= Werner Rosenberg =

German-born French photographer and photojournalist known as Véro (1913-1988)

Werner Rosenberg (1913-1988) known as Véro, was a German-born French photographer and photojournalist.

==Biography==
Werner Rosenberg was a Jewish German. From the age of fifteen he became a passionate devotee of photography.

In 1933, he went to Paris, though his parents refused to accompany him. There he made his living from photography, producing portraits and industrial photographs, and contributing to Vu magazine (1928-1940), under the pseudonym 'Véro'. He was made a naturalized French citizen in 1939.

== War years ==
During WW2 and the German occupation of France he joined the Catholic resistance movement Compagnons de France (the 'Companions of France') and assumed the identity 'Michel Thibault' to protect himself. Denounced in 1943, he was forced to hide in the countryside around Isère.

After the war, he returned to live with his family in Paris as a freelance photographer, providing illustrations and reports for the Catholic press.

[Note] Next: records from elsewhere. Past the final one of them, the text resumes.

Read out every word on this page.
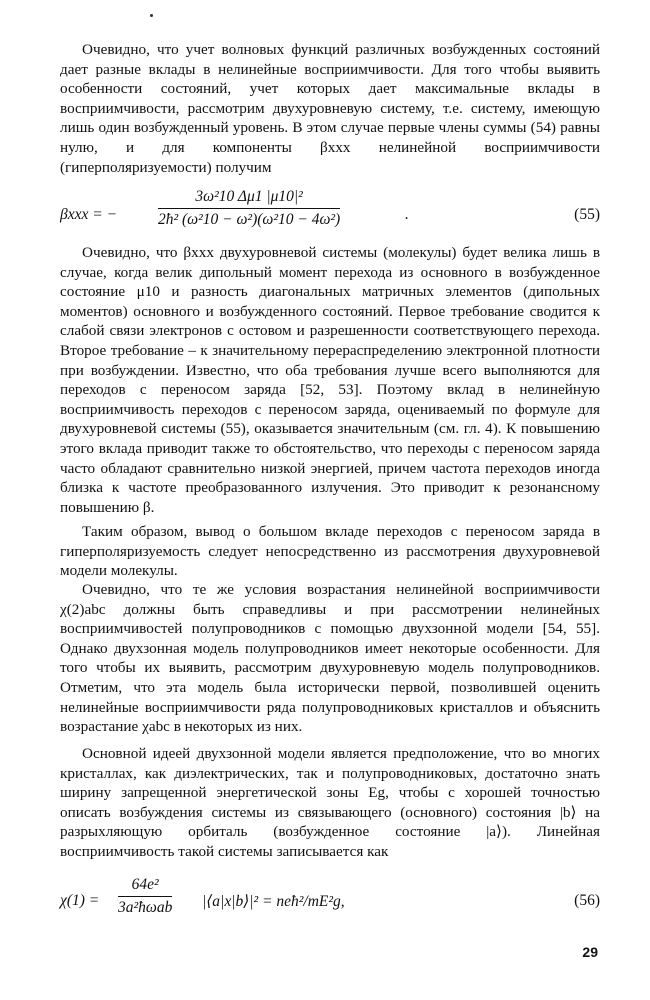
Очевидно, что учет волновых функций различных возбужденных состояний дает разные вклады в нелинейные восприимчивости. Для того чтобы выявить особенности состояний, учет которых дает максимальные вклады в восприимчивости, рассмотрим двухуровневую систему, т.е. систему, имеющую лишь один возбужденный уровень. В этом случае первые члены суммы (54) равны нулю, и для компоненты βxxx нелинейной восприимчивости (гиперполяризуемости) получим

βxxx = −	$\frac{\text{3ω²10 Δμ1 |μ10|²}}{\text{2ħ² (ω²10 − ω²)(ω²10 − 4ω²)}}$	.	(55)

Очевидно, что βxxx двухуровневой системы (молекулы) будет велика лишь в случае, когда велик дипольный момент перехода из основного в возбужденное состояние μ10 и разность диагональных матричных элементов (дипольных моментов) основного и возбужденного состояний. Первое требование сводится к слабой связи электронов с остовом и разрешенности соответствующего перехода. Второе требование – к значительному перераспределению электронной плотности при возбуждении. Известно, что оба требования лучше всего выполняются для переходов с переносом заряда [52, 53]. Поэтому вклад в нелинейную восприимчивость переходов с переносом заряда, оцениваемый по формуле для двухуровневой системы (55), оказывается значительным (см. гл. 4). К повышению этого вклада приводит также то обстоятельство, что переходы с переносом заряда часто обладают сравнительно низкой энергией, причем частота переходов иногда близка к частоте преобразованного излучения. Это приводит к резонансному повышению β.

Таким образом, вывод о большом вкладе переходов с переносом заряда в гиперполяризуемость следует непосредственно из рассмотрения двухуровневой модели молекулы.

Очевидно, что те же условия возрастания нелинейной восприимчивости χ(2)abc должны быть справедливы и при рассмотрении нелинейных восприимчивостей полупроводников с помощью двухзонной модели [54, 55]. Однако двухзонная модель полупроводников имеет некоторые особенности. Для того чтобы их выявить, рассмотрим двухуровневую модель полупроводников. Отметим, что эта модель была исторически первой, позволившей оценить нелинейные восприимчивости ряда полупроводниковых кристаллов и объяснить возрастание χabc в некоторых из них.

Основной идеей двухзонной модели является предположение, что во многих кристаллах, как диэлектрических, так и полупроводниковых, достаточно знать ширину запрещенной энергетической зоны Eg, чтобы с хорошей точностью описать возбуждения системы из связывающего (основного) состояния |b⟩ на разрыхляющую орбиталь (возбужденное состояние |a⟩). Линейная восприимчивость такой системы записывается как

χ(1) =
64e²
3a²ħωab |⟨a|x|b⟩|² = neħ²/mE²g,	(56)
29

In 1955 his softly backlit photograph of a woman and children dancing in a ring under a glade of saplings in late afternoon light was selected by Edward Steichen for the world-touring exhibition The Family of Man that he curated for the Museum of Modern Art, and that was seen by 9 million visitors.

== Rediscovery ==
Rosenberg's reluctance to publicise his work has meant that since the 1960s he has been largely overlooked, despite his considerable output, and the consistent quality of his street photography especially. It was not until 1999, when a monograph published by Editions Didier Richard 200 clichés pour un nouveau millénaire ('Two Hundred Photographs for a New Millennium') was posthumously released by Rosenberg's son Christophe, that the photographer 'Véro' once more came to attention. Journalist Éric Merlen wrote its introduction. The two hundred monochrome photographs, made in the genre of Humanist photography, show rural and urban life in France from 1945 to 1970, many taken in Isère.

== Publication ==
Rosenberg, W. A., & Merlen, E. (1999). 200 clichés pour un nouveau millénaire. Claix: Editions Didier Richard.